File a Complaint with the Board of Medicine
Attached below are the instructions for filing a complaint with the Board of Medicine about physicians you may have had contact with in your journey to a correct diagnosis that did not act according to the law of the land, and disclose that there are two standard of care, and give you proper informed consent so you could make an "autonomous" decision regarding your health care.
These are the instructions: http://www.portal.state.pa.us/portal/server.pt/community/general_information/12501/how_complaints_are_handled/571973 The complaint form is attached.
NOTE: 1) you can email the completed complaint form but you MUST mail (yes, snail mail) the related attachments or backup documentation.
Below are different bases for filing a complaint that are justifiable:
1) you were not informed that there were 2 schools of thought, and therefore your right to informed consent was violated, and the consequence was a significant delay in a correct diagnosis and treatment
2) you were told that you didn't have Lyme disease because your test was negative according to CDC surveillance criteria, which the CDC says specifically are NOT to be applied for diagnosis. The CDC says that Lyme disease is a clinical diagnosis. If you have symptoms that are "classic" for Lyme disease, and link tightly to what the CDC has on their website (http://www.cdc.gov/lyme/signs_symptoms/index.html).
3) when the standard treatment failed, you were not screened for coinfections, and later were found positive for these coinfections (this violates even the IDSA, most conservative, guidelines that indicate a patient should be screened)
4) you were given the standard treatment and it failed, and your physician did nothing indicating some version of "you have had the cure" - this is called "failure to diagnose and/or treat". Some common ways for a medical professional to be negligent are, failing to perform the necessary tests (e.g. coinfections), failing to treat a known medical condition properly (they did not discuss the possibility of longer term treatment based on a second standard of care, or even as referred to in IDSA guidelines where they say a second course may be necessary).
The key is to demonstrate:
1) past tests that confirm a Lyme and coinfection diagnosis that the physician did NOT catch
2) the refusal to test based on signs and symptoms (any documentation of your signs and symptoms - get your medical records)

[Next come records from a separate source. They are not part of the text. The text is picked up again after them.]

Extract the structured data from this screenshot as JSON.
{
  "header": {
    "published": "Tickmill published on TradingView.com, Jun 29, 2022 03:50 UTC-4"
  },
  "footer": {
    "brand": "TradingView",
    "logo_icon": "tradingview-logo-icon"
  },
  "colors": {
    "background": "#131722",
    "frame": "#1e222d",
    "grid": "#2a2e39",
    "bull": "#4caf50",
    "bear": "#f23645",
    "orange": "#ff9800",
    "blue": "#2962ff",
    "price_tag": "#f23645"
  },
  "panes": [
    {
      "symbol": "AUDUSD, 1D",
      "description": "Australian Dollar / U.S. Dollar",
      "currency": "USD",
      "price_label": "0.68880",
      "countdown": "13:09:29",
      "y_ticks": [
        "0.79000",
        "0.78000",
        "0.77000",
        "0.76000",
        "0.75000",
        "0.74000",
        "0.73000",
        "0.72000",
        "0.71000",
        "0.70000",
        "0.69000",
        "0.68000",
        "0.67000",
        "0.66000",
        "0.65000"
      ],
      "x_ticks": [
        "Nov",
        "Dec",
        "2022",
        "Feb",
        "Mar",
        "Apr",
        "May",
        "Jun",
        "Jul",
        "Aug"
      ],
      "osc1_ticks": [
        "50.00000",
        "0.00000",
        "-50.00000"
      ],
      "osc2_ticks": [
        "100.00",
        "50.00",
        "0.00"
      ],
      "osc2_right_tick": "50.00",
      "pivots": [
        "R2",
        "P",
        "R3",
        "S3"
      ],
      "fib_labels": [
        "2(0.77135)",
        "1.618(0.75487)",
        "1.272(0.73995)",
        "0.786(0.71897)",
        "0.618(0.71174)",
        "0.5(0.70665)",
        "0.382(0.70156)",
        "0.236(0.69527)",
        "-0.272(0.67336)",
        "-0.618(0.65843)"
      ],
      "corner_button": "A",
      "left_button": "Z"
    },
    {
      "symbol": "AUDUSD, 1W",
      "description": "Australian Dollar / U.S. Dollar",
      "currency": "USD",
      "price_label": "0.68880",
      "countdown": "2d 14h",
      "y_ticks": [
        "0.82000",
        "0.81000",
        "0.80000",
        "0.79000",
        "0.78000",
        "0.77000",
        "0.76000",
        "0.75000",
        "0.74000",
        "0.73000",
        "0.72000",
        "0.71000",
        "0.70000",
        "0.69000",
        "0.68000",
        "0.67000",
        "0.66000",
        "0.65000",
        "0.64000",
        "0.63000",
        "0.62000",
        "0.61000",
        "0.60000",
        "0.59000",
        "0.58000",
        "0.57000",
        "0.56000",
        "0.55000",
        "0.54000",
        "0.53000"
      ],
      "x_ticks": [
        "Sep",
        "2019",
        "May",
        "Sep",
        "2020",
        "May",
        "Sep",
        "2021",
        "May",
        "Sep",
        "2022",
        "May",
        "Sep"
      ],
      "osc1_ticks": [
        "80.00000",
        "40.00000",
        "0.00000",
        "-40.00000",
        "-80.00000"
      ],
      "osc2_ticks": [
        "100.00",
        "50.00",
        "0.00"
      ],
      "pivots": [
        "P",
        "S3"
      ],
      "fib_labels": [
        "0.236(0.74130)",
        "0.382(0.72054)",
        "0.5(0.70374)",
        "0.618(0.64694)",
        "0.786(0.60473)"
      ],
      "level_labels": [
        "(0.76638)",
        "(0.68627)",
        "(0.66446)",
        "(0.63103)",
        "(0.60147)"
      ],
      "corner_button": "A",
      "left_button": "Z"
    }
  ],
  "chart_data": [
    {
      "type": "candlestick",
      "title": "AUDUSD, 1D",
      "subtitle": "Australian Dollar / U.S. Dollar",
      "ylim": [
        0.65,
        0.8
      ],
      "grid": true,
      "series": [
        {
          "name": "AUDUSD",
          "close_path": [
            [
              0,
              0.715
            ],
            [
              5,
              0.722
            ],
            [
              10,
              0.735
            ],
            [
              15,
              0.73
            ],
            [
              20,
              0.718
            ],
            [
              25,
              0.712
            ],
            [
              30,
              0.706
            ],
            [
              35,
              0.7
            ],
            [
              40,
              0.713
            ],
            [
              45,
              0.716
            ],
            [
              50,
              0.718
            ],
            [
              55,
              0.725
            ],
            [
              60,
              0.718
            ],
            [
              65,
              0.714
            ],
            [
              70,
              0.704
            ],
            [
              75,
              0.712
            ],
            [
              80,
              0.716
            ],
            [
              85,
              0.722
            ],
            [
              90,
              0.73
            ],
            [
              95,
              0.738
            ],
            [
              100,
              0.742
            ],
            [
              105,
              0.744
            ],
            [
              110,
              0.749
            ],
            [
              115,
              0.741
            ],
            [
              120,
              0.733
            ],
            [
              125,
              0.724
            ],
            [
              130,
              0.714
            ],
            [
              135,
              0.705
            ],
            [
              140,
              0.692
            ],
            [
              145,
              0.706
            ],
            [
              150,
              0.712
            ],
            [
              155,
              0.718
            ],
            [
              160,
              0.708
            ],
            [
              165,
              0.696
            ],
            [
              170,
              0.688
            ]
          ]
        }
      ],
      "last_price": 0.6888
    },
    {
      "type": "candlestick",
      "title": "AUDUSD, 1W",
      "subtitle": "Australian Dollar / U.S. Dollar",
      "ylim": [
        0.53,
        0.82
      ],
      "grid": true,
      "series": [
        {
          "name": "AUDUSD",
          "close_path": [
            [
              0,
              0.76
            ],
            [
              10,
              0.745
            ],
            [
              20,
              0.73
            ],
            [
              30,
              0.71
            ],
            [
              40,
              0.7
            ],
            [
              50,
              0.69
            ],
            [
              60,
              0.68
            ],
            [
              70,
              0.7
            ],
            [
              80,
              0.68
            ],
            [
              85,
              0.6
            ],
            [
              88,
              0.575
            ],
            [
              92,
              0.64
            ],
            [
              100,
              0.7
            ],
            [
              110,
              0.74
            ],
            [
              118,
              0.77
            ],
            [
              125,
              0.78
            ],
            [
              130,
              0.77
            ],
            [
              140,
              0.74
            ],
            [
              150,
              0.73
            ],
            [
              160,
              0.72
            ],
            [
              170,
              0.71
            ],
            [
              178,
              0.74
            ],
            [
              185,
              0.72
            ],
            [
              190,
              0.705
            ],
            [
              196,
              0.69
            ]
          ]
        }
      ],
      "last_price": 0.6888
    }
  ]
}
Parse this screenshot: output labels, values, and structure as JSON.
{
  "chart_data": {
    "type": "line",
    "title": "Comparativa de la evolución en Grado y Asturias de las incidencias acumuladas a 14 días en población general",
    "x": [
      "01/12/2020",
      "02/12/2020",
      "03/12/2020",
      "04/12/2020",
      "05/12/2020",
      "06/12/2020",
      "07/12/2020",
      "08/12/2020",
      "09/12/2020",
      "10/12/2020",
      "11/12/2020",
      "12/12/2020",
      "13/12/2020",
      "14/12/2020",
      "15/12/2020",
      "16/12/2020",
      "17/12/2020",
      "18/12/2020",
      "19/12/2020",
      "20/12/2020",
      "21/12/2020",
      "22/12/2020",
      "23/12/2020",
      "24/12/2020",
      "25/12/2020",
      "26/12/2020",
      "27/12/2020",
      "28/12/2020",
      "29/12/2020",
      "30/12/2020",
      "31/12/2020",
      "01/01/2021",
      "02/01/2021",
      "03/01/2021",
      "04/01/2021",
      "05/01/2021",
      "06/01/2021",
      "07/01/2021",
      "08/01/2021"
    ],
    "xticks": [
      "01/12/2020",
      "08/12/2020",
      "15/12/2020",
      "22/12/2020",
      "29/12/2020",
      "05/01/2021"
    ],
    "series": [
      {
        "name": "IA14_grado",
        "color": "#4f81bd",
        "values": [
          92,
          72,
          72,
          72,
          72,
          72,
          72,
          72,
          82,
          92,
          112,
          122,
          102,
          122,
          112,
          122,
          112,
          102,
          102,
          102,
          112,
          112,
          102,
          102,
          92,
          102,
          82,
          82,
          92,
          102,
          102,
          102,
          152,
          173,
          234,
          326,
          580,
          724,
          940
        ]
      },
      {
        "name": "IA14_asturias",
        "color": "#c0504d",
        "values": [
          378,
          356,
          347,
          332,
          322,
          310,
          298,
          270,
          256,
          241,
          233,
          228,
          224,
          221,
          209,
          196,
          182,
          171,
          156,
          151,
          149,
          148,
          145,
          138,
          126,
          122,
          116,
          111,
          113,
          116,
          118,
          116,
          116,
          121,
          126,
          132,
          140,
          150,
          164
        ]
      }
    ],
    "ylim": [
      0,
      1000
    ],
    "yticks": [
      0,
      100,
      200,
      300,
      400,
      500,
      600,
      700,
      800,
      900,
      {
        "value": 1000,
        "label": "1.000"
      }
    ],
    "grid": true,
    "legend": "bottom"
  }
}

3) the refusal to diagnosis based on a negative test, even when signs and symptoms were classic
4) the refusal to treat based on a bulls-eye rash alone (the CDC says that there is no need to test when a bulls eye rash is present, an EM (bulls-eye rash) alone is diagnostic and should be treated
5) the refusal or ignorance of testing for coinfections when not cured
6) not recognizing a lyme rash (which is then allowed to progress to disseminated disease)
7) the impact of delayed diagnosis and treatment, severity of the progression of these diseases
8) the violation of your right as a patient to informed consent and the existence of 2 standards of care
Also - any commentary that was inappropriate by a physician should be reported such as - there is no such thing as sleep disorders related to Lyme disease, or dismissive behavior that suggests no credibility to your illness, especially if it is specifically tied to Lyme disease... and I have heard many many of these comments from patients.
We have NOT been able to ascertain whether there is a statute of limitations on complaints filed with the Board of Medicine. We know that in malpractice cases before the civil courts, the limitation in PA is 2 years from when you discovered (the discovery rule) that malpractice had occurred. For example: once you learned that a positive test is not required to diagnose lyme disease and your doctor didn't diagnosis you because the test was negative - at that point, the 2 year clock starts ticking.
My recommendation: anyone that has a clear-cut reason to complain (based on the above) should file a complaint regardless of the 2 years, because these need to be seen by the Board. If they come back and say you are outside of the time period, fine, at least it got in there.